Abstract
Purpose :
While the fovea is best known for its specialized role in spatial acuity mediated by a high density of midget retinal ganglion cells (RGCs), anatomy and transcriptomics indicate that ~15 rarer RGC types are present. However, our understanding of the visual information these RGC types convey to the brain is limited because both the fovea and rarer RGC types are difficult to address with standard physiology approaches. Here, we address these gaps in knowledge by utilizing in vivo calcium imaging to explore the diversity of foveal RGC types in the living primate eye.
Methods :
Experiments were conducted in two macaque monkeys expressing GCaMP6s in the foveal ganglion cell layer.
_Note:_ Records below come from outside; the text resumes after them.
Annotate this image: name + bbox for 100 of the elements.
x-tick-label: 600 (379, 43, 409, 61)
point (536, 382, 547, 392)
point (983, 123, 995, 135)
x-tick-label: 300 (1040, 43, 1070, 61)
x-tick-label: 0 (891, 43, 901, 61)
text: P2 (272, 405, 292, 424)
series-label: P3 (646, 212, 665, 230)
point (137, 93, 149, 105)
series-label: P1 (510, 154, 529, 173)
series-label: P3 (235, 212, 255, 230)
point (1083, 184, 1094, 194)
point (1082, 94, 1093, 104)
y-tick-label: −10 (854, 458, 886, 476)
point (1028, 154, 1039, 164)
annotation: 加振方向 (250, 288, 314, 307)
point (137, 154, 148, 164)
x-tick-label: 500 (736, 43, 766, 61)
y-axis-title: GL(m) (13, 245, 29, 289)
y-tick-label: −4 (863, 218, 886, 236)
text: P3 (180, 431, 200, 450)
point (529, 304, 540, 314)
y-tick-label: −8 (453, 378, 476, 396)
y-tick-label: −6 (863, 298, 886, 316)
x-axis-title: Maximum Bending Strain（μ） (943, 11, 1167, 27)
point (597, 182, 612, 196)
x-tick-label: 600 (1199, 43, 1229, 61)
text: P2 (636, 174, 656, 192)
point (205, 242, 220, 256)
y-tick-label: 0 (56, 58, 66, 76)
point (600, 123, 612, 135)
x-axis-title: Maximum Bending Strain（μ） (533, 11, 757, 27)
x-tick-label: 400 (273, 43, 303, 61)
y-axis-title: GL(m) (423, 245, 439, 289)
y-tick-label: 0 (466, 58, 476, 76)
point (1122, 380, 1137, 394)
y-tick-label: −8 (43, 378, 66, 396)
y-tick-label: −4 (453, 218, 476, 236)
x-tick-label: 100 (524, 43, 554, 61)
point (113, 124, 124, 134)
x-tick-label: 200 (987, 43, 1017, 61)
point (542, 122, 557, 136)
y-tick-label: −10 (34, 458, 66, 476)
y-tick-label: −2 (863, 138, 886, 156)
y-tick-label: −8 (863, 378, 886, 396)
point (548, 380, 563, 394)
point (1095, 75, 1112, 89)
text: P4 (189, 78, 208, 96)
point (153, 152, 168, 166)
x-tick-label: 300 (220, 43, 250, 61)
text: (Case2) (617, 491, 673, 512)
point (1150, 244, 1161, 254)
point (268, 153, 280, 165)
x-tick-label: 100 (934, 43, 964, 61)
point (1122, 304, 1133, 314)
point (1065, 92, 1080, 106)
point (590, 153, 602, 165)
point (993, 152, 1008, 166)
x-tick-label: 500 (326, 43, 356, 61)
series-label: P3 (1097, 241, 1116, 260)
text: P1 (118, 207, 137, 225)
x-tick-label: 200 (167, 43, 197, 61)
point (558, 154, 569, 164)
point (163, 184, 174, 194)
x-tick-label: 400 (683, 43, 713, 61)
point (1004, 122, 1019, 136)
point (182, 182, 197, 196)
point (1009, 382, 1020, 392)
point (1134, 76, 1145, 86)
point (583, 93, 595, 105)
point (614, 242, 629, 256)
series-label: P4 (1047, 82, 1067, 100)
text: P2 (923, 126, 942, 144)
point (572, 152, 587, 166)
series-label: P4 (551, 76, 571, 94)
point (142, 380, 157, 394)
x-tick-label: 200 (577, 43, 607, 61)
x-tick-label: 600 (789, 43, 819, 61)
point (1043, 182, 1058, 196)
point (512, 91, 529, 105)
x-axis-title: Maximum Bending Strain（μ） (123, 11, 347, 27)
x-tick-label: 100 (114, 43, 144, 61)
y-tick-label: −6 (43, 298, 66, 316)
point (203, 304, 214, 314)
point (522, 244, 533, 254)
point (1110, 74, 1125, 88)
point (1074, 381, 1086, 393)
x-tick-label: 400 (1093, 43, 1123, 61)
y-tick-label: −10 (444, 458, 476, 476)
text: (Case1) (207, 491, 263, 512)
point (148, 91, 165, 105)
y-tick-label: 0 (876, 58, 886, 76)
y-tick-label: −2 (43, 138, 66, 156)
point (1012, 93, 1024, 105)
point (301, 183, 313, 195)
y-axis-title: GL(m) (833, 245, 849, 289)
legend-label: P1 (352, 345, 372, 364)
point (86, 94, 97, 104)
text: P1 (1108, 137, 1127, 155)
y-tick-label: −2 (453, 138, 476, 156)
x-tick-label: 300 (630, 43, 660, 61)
We used a fluorescence adaptive optics scanning light ophthalmoscope to measure the calcium responses of a population of GCaMP6s-expressing foveal cells to light stimuli presented directly to the photoreceptors. With this approach, we could simultaneously survey the response properties of 171 and 177 distinct cells in each macaque. Receptive fields were characterized by their responses to achromatic and cone-isolating spatially-uniform stimuli varying in contrast. In addition, we coarsely mapped spatial extent with 4.5 µm wide bars presented in different locations in one macaque.
Results :
The vast majority of the 348 cells imaged were consistent with the well-studied L vs. M midget RGCs that dominate in the foveal output, in that they showed either ON or OFF responses, did not respond to S-cone isolating stimuli and had small receptive fields. However, 7% (26/348) had ON-OFF responses and 6% (22/348) had strong S-cone responses. We also mapped the spatial receptive fields in one macaque and found that 13% (23/177) had large receptive fields. Of those 23 cells, 11 had ON-OFF responses and 2 had S-cone responses.
Conclusions :
Here we demonstrate an underappreciated functional diversity in the visual information the fovea sends the brain. While the dominance of midget RGCs is consistent with the fovea’s specialization for spatial acuity, our results indicate that this is an incomplete picture of visual processing in the fovea. An advantage of our in vivo approach is that we can return to the same cells in subsequent experiments. As a result, the ability to functionally identify the rarest foveal RGCs established here lays the foundation for future experiments directly targeting these elusive RGC types.
This abstract was presented at the 2022 ARVO Annual Meeting, held in Denver, CO, May 1-4, 2022, and virtually.